The devastating fires on the Iberian Peninsula add to what has become one of Europe's worst years on record for wildfires. This fire season has seen major blazes break out in France, Cyprus, Greece, Italy, Montenegro, Albania, Turkey, Bulgaria and elsewhere. So far, about 2,325 square miles of land across Europe have been scorched.
"2025 is on track to become the worst year on record for burnt area," said Alfredo Branco, a wildfire expert at the Joint Research Center, a European Union science agency, in an email to Courthouse News.
For comparison, 2017 saw the most extensive damage ever recorded when wildfires burnt 3,814 square miles and 2022 was the second-worst with 3,439 square miles of scorched land.
For the past week, Spain and Portugal have been battling major wildfires amid an intense heat wave that has seen temperatures soar past 100 degrees Fahrenheit across much of the Iberian Peninsula.
Scientists say climate change is making heat waves more intense and longer and that in turn makes wildfires more likely to break out and grow.
Branco said long-term fire data "indicates a slight increasing trend in the proportion of total burnt area attributed to large fires" in Europe.
By Monday, about 1,330 square miles had burned in Spain and 664 square miles in Portugal, making this the worst year in decades for wildfires on the Iberian Peninsula.
With temperatures expected to recede by Tuesday, Spain's State Meteorological Agency said the cooler temperatures should help dampen the fires, though it warned the country against letting down its guard.
The Iberian Peninsula has endured 16 days of scorching heat in what has been Spain's third longest-lasting heat wave since records began in 1975, according to the State Meteorological Agency. Heat waves in 2022 and 2015 lasted longer.
In Spain, one of the worst-hit areas was the northwestern Galicia region. Fires raged in nearby regions too, forcing authorities to close sections of the famed Camino de Santiago pilgrimage trail as fires spread to the southern slopes of the Picos de Europa mountain range.

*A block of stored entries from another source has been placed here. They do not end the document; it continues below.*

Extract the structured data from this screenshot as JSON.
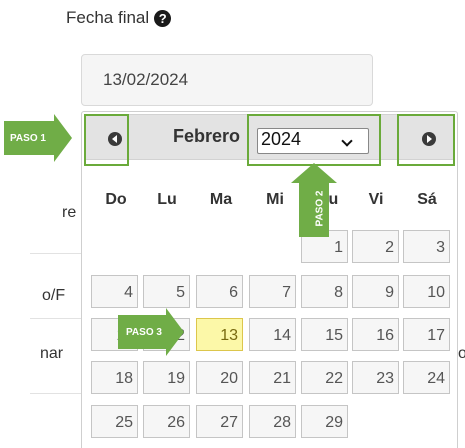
{
  "field": {
    "label": "Fecha final",
    "help_icon": "question-circle-icon",
    "value": "13/02/2024"
  },
  "background_fragments": [
    "re",
    "o/F",
    "nar",
    "o"
  ],
  "calendar": {
    "month": "Febrero",
    "year": "2024",
    "prev_icon": "chevron-left-icon",
    "next_icon": "chevron-right-icon",
    "weekdays": [
      "Do",
      "Lu",
      "Ma",
      "Mi",
      "Ju",
      "Vi",
      "Sá"
    ],
    "selected_day": "13",
    "days": [
      "1",
      "2",
      "3",
      "4",
      "5",
      "6",
      "7",
      "8",
      "9",
      "10",
      "11",
      "12",
      "13",
      "14",
      "15",
      "16",
      "17",
      "18",
      "19",
      "20",
      "21",
      "22",
      "23",
      "24",
      "25",
      "26",
      "27",
      "28",
      "29"
    ]
  },
  "annotations": {
    "step1": "PASO 1",
    "step2": "PASO 2",
    "step3": "PASO 3",
    "color": "#70ad47"
  },
  "colors": {
    "today_bg": "#fcf8a8",
    "header_bg": "#e3e3e3"
  }
}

The scenes from Spain have been horrendous with flames devouring forests, mountainsides, farms and dozens of homes.
"Every single feeling is going on," said Juan Picos, a professor of forestry at the University of Vigo in Galicia, in an email. He described the region as living through a "nightmare" where "people felt at risk or lost their homes, farms and forests."
He said the devastation underscored the urgency in taking the risk from wildfires seriously.

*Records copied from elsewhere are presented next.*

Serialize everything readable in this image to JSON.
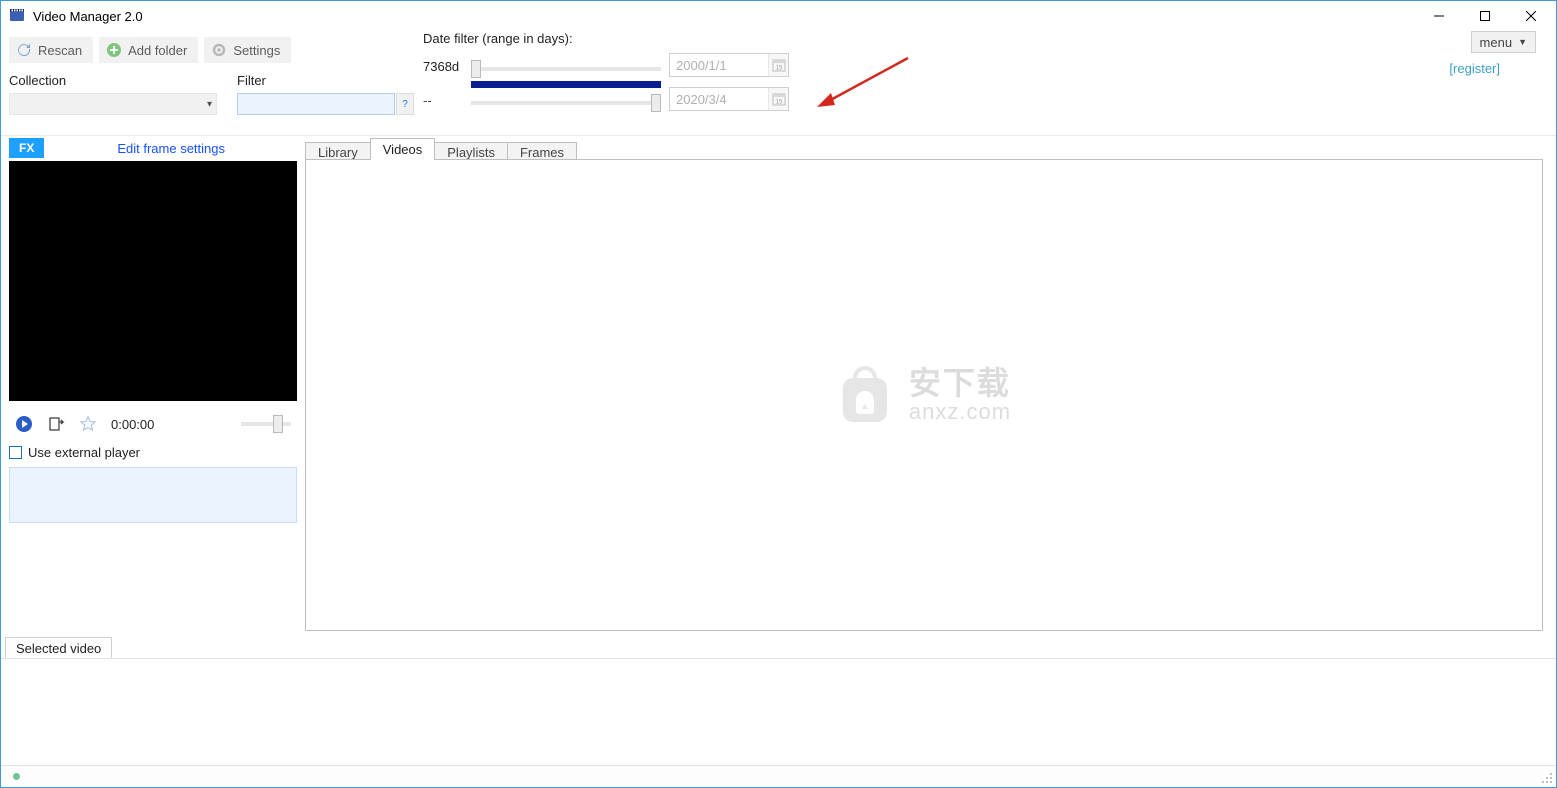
{
  "window": {
    "title": "Video Manager 2.0"
  },
  "toolbar": {
    "rescan": "Rescan",
    "add_folder": "Add folder",
    "settings": "Settings"
  },
  "labels": {
    "collection": "Collection",
    "filter": "Filter",
    "date_filter": "Date filter (range in days):"
  },
  "date_filter": {
    "days_value": "7368d",
    "dashes": "--",
    "date_from": "2000/1/1",
    "date_to": "2020/3/4"
  },
  "right_top": {
    "register": "[register]",
    "menu": "menu"
  },
  "left_panel": {
    "fx": "FX",
    "edit_frame": "Edit frame settings",
    "time": "0:00:00",
    "use_external": "Use external player"
  },
  "tabs": {
    "library": "Library",
    "videos": "Videos",
    "playlists": "Playlists",
    "frames": "Frames",
    "active": "videos"
  },
  "bottom_tab": "Selected video",
  "filter_help": "?",
  "watermark": {
    "line1": "安下载",
    "line2": "anxz.com"
  },
  "collection_value": "",
  "filter_value": ""
}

"With so much energy stored in the landscape (due to the abandonment of agriculture, grazing and forest management) and a lot of energy stored in the atmosphere (climate change) any situation that allows these two huge energies to connect will lead to a catastrophe," he wrote.
In Portugal, the largest blaze was near the mountainous area of Piodao, but firefighters battled several major fires in central and northern Portugal.

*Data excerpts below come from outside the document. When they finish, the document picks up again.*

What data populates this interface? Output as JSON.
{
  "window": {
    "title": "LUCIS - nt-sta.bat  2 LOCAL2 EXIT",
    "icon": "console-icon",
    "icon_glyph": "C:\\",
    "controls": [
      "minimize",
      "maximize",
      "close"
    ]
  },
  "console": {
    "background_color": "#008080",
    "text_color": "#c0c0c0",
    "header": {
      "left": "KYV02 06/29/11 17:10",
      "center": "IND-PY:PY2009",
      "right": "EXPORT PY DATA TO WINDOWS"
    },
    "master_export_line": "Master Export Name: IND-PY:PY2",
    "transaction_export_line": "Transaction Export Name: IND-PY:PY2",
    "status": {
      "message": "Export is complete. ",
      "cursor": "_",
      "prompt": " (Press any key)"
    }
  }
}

Spain has deployed about 4,000 soldiers to help local firefighters combat the fires and several European nations are helping too.
Spanish Defense Minister Margarita Robles told Cadena SER radio on Monday that the country's military emergency unit had "not seen anything like it in its 20 years" of activity.
France, Germany, Italy, the Netherlands, Finland, the Czech Republic and Slovakia have sent about 200 firefighters as well as several water-dumping airplanes and helicopters.
The fires have killed at least eight people in recent days across southern Europe, including a firefighter who died Sunday when a fire truck overturned on a steep road in Leon and slid down a hillside.
On Monday, the Spanish Interior Ministry said more than 31,000 people have been evacuated from their homes since Aug. 12. The police have arrested 31 people suspected of setting fires, the ministry said.
Courthouse News reporter Cain Burdeau is based in the European Union.